I liked The Stranger/The Outsider. I found it best read with an awareness of philosophy than as a traditional novel/reading for the plot.

I didn’t like ‘A Little Life’ although I see people on mumsnet absolutely raving about it, and it was shortlisted for the man Booker. I thought it was garbage. Just taste, isn’t it.

SequinsandStiIettos · 08/09/2021 03:45

Well, the whole point is that it's an extended metaphor/allegory for the nature of evil or Nazi occupation. Plus it depends if you read it in French or not.

SequinsandStiIettos · 08/09/2021 03:53

So at its most basic reading Rieux = resistance Cottard =collaborator

and the ending warns that fascism can rear its ugly head again if we don't notice

the plague bacillus never dies or disappears for good; that it can lie dormant for years and years in furniture and linen-chests; that it bides its time in bedrooms, cellars, trunks, and bookshelves; and that perhaps the day would come when, for the bane and the enlightening of men, it would rouse up its rats again and send them forth to die in a happy city.
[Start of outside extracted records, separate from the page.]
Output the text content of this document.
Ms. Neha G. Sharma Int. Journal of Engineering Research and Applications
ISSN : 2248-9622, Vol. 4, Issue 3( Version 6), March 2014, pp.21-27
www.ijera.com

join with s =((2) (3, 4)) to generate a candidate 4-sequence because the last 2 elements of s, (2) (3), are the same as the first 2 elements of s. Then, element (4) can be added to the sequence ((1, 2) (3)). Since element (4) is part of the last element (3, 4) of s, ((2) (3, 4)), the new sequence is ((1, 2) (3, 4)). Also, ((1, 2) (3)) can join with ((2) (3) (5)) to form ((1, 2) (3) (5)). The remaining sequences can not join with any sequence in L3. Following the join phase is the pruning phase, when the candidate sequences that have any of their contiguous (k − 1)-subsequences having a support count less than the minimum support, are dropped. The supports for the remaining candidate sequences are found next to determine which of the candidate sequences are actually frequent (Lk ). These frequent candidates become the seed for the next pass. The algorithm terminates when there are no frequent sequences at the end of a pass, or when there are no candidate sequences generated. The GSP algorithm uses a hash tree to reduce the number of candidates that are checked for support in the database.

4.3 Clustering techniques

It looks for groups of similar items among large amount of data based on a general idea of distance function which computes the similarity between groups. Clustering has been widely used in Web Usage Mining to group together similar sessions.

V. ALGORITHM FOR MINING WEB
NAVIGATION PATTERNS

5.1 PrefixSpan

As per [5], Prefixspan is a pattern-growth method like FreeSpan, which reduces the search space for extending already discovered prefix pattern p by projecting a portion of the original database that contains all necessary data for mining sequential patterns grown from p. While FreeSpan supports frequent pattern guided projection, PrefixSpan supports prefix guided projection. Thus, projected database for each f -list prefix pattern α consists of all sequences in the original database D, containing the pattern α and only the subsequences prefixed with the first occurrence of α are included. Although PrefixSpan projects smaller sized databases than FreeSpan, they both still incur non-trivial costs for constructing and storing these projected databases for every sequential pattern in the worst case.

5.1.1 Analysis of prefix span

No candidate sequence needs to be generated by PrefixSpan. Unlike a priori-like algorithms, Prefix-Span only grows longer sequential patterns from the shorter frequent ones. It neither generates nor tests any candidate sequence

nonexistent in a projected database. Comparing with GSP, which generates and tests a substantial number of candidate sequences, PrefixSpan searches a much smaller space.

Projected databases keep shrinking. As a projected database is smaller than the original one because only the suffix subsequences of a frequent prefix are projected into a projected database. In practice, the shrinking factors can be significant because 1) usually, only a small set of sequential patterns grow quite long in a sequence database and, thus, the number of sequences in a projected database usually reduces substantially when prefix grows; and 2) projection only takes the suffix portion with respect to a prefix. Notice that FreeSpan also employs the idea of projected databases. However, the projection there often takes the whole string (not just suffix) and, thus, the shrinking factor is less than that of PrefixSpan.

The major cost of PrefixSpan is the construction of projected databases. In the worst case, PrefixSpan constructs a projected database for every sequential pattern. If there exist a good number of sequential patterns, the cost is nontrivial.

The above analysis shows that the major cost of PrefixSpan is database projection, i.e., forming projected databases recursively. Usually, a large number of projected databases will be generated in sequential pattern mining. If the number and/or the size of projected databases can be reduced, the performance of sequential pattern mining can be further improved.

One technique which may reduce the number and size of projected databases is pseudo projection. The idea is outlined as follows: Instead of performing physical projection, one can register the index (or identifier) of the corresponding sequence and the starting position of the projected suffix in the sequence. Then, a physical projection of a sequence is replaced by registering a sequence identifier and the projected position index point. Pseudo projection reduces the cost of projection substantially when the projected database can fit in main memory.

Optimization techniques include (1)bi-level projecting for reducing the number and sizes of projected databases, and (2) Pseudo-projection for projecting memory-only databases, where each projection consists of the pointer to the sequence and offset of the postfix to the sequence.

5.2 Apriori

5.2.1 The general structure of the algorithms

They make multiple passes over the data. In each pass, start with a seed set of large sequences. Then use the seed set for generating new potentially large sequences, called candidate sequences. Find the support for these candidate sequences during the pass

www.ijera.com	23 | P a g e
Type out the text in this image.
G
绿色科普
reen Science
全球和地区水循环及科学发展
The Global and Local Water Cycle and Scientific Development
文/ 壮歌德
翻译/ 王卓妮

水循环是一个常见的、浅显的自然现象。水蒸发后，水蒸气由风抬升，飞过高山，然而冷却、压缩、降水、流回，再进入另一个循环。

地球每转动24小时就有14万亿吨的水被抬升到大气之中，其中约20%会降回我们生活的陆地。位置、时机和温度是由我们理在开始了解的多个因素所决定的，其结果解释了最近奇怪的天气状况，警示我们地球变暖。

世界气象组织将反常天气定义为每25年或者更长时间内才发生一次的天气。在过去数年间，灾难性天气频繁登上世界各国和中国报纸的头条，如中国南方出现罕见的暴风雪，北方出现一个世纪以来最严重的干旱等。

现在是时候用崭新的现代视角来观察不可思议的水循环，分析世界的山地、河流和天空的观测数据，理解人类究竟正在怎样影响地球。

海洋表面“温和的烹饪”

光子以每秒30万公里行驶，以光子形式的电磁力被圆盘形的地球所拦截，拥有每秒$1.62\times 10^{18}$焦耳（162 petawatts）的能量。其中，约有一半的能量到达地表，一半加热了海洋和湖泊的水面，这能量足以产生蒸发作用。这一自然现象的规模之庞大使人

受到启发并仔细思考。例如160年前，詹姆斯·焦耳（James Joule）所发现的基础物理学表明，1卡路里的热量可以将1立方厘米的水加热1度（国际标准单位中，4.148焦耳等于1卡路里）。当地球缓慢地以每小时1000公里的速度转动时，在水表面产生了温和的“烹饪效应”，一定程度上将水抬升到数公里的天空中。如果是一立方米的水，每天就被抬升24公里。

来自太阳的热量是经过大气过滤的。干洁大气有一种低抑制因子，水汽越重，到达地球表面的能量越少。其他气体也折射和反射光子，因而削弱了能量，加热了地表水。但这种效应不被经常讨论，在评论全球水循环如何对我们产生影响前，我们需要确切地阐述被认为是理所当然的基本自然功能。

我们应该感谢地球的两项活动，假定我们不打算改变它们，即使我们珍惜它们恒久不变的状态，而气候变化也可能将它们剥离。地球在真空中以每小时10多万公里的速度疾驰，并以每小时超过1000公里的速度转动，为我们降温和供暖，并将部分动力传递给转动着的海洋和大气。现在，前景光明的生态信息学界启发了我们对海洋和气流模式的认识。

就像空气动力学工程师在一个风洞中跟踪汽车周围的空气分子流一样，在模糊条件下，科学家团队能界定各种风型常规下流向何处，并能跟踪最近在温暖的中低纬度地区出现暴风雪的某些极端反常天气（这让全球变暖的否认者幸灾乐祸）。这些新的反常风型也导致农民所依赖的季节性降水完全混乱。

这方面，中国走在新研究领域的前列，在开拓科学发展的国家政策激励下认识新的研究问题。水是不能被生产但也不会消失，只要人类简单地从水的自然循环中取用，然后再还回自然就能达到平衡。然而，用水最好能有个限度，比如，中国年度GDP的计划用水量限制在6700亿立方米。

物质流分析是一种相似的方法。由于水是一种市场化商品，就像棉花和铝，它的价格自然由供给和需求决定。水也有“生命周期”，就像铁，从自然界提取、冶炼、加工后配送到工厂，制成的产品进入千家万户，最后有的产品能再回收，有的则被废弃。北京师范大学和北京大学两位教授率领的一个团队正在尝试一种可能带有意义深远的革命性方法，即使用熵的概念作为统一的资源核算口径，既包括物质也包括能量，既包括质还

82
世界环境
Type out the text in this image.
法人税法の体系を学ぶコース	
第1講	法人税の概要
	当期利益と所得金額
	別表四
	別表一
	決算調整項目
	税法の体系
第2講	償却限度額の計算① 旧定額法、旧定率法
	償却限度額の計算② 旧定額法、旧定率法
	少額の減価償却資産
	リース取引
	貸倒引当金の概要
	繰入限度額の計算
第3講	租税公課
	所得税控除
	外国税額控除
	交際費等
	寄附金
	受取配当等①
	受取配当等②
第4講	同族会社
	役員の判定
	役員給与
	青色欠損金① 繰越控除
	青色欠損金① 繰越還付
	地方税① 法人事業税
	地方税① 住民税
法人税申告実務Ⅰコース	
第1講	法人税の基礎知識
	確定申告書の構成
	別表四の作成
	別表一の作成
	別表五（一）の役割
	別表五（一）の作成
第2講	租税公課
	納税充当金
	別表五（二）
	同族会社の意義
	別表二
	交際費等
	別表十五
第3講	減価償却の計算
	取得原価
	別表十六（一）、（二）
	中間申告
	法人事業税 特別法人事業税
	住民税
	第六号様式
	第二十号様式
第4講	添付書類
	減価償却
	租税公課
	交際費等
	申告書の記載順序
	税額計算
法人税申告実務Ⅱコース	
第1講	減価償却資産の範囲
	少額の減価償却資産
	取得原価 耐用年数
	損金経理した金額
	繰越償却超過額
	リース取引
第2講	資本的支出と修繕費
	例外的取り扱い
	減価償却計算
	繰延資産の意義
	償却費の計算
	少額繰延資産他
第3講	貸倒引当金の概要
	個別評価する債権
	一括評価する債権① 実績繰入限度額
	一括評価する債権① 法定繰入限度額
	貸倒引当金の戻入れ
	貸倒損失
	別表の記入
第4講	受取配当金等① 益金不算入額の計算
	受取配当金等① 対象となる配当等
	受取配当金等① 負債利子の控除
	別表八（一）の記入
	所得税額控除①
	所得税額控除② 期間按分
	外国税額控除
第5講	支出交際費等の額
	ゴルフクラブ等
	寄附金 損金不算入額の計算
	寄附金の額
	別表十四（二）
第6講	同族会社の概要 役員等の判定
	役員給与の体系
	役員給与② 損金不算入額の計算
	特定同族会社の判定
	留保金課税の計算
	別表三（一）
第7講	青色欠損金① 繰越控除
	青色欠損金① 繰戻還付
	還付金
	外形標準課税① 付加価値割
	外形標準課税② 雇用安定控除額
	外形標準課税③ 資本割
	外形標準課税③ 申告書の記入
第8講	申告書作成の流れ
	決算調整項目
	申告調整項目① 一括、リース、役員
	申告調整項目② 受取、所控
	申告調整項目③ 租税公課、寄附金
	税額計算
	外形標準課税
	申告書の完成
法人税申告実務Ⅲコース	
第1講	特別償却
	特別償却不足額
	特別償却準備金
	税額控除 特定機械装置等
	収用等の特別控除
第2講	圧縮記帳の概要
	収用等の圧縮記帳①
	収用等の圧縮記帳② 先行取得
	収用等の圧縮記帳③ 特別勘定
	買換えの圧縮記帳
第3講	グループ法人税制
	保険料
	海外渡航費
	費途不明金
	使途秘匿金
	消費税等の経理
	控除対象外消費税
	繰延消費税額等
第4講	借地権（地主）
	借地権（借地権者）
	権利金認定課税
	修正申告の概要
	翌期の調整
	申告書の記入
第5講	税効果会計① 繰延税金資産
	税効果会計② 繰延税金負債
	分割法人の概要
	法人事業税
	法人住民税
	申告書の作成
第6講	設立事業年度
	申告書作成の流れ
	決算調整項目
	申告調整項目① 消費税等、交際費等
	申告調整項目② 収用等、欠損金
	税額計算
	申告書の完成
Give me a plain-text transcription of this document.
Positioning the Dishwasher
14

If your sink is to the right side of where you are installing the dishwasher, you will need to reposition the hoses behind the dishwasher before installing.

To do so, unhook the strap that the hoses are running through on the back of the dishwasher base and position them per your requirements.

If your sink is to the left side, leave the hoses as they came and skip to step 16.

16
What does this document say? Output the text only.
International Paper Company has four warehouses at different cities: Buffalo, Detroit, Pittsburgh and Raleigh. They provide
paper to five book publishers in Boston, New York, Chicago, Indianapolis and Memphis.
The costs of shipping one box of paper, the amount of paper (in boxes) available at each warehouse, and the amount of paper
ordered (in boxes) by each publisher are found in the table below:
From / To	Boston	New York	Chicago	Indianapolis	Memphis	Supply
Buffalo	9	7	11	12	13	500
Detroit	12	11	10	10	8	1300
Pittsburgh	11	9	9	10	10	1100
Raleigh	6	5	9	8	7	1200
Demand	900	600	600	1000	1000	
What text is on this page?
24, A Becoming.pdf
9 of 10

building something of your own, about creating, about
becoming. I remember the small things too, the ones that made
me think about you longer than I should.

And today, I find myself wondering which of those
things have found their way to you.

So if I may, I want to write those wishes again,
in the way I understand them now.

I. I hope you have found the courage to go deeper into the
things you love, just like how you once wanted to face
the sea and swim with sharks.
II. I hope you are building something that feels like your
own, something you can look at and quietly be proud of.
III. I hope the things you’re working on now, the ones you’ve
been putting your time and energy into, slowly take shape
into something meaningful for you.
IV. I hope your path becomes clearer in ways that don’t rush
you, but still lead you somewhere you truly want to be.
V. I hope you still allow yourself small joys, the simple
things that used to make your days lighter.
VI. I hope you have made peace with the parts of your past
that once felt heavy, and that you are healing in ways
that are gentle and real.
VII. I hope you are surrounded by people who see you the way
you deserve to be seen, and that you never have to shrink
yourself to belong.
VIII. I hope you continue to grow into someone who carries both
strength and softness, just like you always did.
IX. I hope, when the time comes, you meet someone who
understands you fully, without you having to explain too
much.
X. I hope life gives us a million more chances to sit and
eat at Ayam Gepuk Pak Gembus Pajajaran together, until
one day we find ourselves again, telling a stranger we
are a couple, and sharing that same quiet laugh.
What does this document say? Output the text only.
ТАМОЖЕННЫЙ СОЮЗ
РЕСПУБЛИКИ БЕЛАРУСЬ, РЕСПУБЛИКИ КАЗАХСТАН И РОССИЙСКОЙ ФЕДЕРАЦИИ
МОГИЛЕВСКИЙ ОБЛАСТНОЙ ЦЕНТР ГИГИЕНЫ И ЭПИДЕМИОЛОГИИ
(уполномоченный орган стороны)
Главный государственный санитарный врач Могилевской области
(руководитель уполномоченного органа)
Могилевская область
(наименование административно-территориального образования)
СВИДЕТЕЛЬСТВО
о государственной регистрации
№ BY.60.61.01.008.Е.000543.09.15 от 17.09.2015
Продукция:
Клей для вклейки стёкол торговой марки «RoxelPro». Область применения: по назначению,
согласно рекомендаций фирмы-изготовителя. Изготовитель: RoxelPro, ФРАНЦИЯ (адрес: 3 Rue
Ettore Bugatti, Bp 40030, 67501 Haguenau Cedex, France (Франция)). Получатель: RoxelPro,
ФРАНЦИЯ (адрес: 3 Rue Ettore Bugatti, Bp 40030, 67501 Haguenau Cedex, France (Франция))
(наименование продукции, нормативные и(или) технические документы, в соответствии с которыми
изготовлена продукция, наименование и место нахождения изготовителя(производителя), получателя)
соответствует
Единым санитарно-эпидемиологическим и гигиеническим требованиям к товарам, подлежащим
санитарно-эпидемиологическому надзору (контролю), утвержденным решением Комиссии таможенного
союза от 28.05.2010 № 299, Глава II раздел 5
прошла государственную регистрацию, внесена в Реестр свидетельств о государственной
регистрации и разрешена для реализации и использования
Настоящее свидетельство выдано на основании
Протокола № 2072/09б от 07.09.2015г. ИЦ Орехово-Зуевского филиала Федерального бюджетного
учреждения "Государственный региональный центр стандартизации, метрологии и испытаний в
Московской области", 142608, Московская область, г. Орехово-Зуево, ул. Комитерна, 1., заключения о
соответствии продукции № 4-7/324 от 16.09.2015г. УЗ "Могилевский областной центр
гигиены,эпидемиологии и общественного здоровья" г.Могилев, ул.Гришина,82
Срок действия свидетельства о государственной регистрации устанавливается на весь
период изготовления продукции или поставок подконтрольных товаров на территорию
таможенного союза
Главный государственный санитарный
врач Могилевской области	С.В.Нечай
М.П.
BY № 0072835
Disclaimer: it's been 30 years since I read it

Doomscrolling · 08/09/2021 08:34

A fascism allegory and a bit heavy handed, if memory serves.

mum2jakie · 08/09/2021 08:34

Oh god brings back memories of reading L'Etranger for French A Level! It was mercifully short. Wonder if I would appreciate it more nowadays but suspect not!

MsAmerica · 11/09/2021 01:38

@SequinsandStiIettos

Well, the whole point is that it's an extended metaphor/allegory for the nature of evil or Nazi occupation. Plus it depends if you read it in French or not.
Okay, but it's BORING. To paraphrase Grand Hotel: People live, people die; nothing ever happens.

No, I wasn't reading it in French, but I like Guy De Maupassant even if I was reading that in English.